Desire of Desire




"The innate desire of the animals
is the aspiration of freedom"






From the Book "Introduction to the Reading of Hegel"
Lectures on the Phenomenology of Spirit (1933-1939)
by the political philosopher Alexandre Kojeve
Assembled by Raymond Queneau - Edited by Allan Bloom
Translated by James H. Nichols Jr. - Agora Paperback Editions

Chapitre I : In place of an Introduction - (Numerical version)
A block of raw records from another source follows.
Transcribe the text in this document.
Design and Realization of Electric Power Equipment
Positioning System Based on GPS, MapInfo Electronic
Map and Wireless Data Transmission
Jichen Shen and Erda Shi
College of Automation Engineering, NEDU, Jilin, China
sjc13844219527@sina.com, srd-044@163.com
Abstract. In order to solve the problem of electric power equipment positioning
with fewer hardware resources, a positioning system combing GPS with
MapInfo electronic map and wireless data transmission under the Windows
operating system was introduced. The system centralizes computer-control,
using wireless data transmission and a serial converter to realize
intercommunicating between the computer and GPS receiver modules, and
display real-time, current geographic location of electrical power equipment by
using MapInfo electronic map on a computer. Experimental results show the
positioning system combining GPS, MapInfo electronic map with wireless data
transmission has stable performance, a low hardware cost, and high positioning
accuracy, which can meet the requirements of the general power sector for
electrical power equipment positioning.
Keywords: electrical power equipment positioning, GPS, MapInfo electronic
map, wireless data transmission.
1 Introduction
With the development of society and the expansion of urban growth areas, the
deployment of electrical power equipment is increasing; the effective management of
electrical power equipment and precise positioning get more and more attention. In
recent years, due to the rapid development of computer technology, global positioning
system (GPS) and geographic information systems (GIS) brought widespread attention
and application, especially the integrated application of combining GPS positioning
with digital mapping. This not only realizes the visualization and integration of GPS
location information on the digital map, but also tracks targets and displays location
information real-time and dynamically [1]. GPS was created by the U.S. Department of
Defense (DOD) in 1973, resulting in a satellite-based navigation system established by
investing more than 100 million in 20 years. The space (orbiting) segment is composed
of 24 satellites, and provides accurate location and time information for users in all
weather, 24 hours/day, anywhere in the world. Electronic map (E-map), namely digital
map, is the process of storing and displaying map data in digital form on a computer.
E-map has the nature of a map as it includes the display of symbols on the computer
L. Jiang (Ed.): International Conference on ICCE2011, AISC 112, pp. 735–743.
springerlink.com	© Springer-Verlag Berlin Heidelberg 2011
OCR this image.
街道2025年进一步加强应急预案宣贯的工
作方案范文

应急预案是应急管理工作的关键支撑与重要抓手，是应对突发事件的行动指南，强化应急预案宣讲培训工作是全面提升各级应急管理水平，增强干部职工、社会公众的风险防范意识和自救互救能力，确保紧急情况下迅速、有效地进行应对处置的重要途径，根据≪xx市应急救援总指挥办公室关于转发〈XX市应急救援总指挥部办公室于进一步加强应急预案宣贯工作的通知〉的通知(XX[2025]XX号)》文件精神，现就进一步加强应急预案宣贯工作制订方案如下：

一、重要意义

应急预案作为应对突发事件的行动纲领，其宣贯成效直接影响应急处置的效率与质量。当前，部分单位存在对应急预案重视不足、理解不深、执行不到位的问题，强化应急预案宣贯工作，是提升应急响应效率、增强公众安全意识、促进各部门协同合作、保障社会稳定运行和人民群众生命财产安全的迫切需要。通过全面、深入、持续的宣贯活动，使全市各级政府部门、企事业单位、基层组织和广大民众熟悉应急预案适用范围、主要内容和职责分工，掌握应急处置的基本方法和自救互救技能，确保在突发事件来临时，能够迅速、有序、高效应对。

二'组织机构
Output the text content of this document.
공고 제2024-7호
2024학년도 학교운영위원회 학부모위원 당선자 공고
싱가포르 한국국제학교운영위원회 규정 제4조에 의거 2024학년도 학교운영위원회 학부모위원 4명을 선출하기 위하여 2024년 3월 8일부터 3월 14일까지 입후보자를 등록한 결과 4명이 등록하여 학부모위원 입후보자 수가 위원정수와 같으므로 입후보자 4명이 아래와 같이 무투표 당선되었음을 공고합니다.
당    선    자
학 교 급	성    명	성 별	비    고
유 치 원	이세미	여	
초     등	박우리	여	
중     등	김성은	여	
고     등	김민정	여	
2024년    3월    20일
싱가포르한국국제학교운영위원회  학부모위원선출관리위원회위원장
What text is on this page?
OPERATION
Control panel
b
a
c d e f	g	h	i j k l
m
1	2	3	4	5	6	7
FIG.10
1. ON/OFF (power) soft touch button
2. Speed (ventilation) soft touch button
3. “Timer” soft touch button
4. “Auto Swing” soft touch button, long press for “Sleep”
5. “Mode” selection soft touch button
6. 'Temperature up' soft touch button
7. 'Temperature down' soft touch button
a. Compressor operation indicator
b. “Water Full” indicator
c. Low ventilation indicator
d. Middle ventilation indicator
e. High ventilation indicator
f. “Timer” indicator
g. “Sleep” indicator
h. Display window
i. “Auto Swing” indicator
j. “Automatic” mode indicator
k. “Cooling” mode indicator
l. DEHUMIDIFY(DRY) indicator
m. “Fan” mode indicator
Human Desire must be directed toward another Desire. For there to be human Desire, then, there must first be a multiplicity of (animal) Desires. In other words, in order that Self-Consciousness be born from the Sentiment of self, in order that the human reality come into being within the animal reality, this reality must be essentially manifold. Therefore, man can appear on earth only within a herd. That is why the human reality can only be social. But for the herd to become a society, multiplicity of Desires is not sufficient by itself; in addition, the Desires of each member of the herd must be directed - or potentially directed - toward the Desires of the other members. If the human reality is a social reality, society is human only as a set of Desires mutually desiring one another as Desires. Human Desire, or better still, anthropogenetic Desire, produces a free and historical individual, conscious of his individuality, his freedom, his history, and finally, his historicity. Hence, anthropogenetic Desire is different from animal Desire (which produces a natural being, merely living and having only a sentiment of its life) in that it is directed, not toward a real, "positive," given object, but toward another Desire. Thus, in the relationship between man and woman, for example, Desire is human only if the one desires, not the body, but the Desire of the other; if he wants "to possess" or "to assimilate" the Desire taken as Desire - that is to say, if he wants to be "desired" or "loved," or, rather, "recognized" in his human value, in his reality as a human individual. Likewise, Desire directed toward a natural object is human only to the extent that it is "mediated" by the Desire of another directed toward the same object: it is human to desire what others desire, because they desire it. Thus, an object perfectly useless from the biological point of view (such as a medal, or the enemy's flag), can be desired because it is the object of other desires. Such a Desire can only be a human Desire, and human reality, as distinguished from animal reality, is created only by action that satisfies such Desires: human history is the history of desired Desires.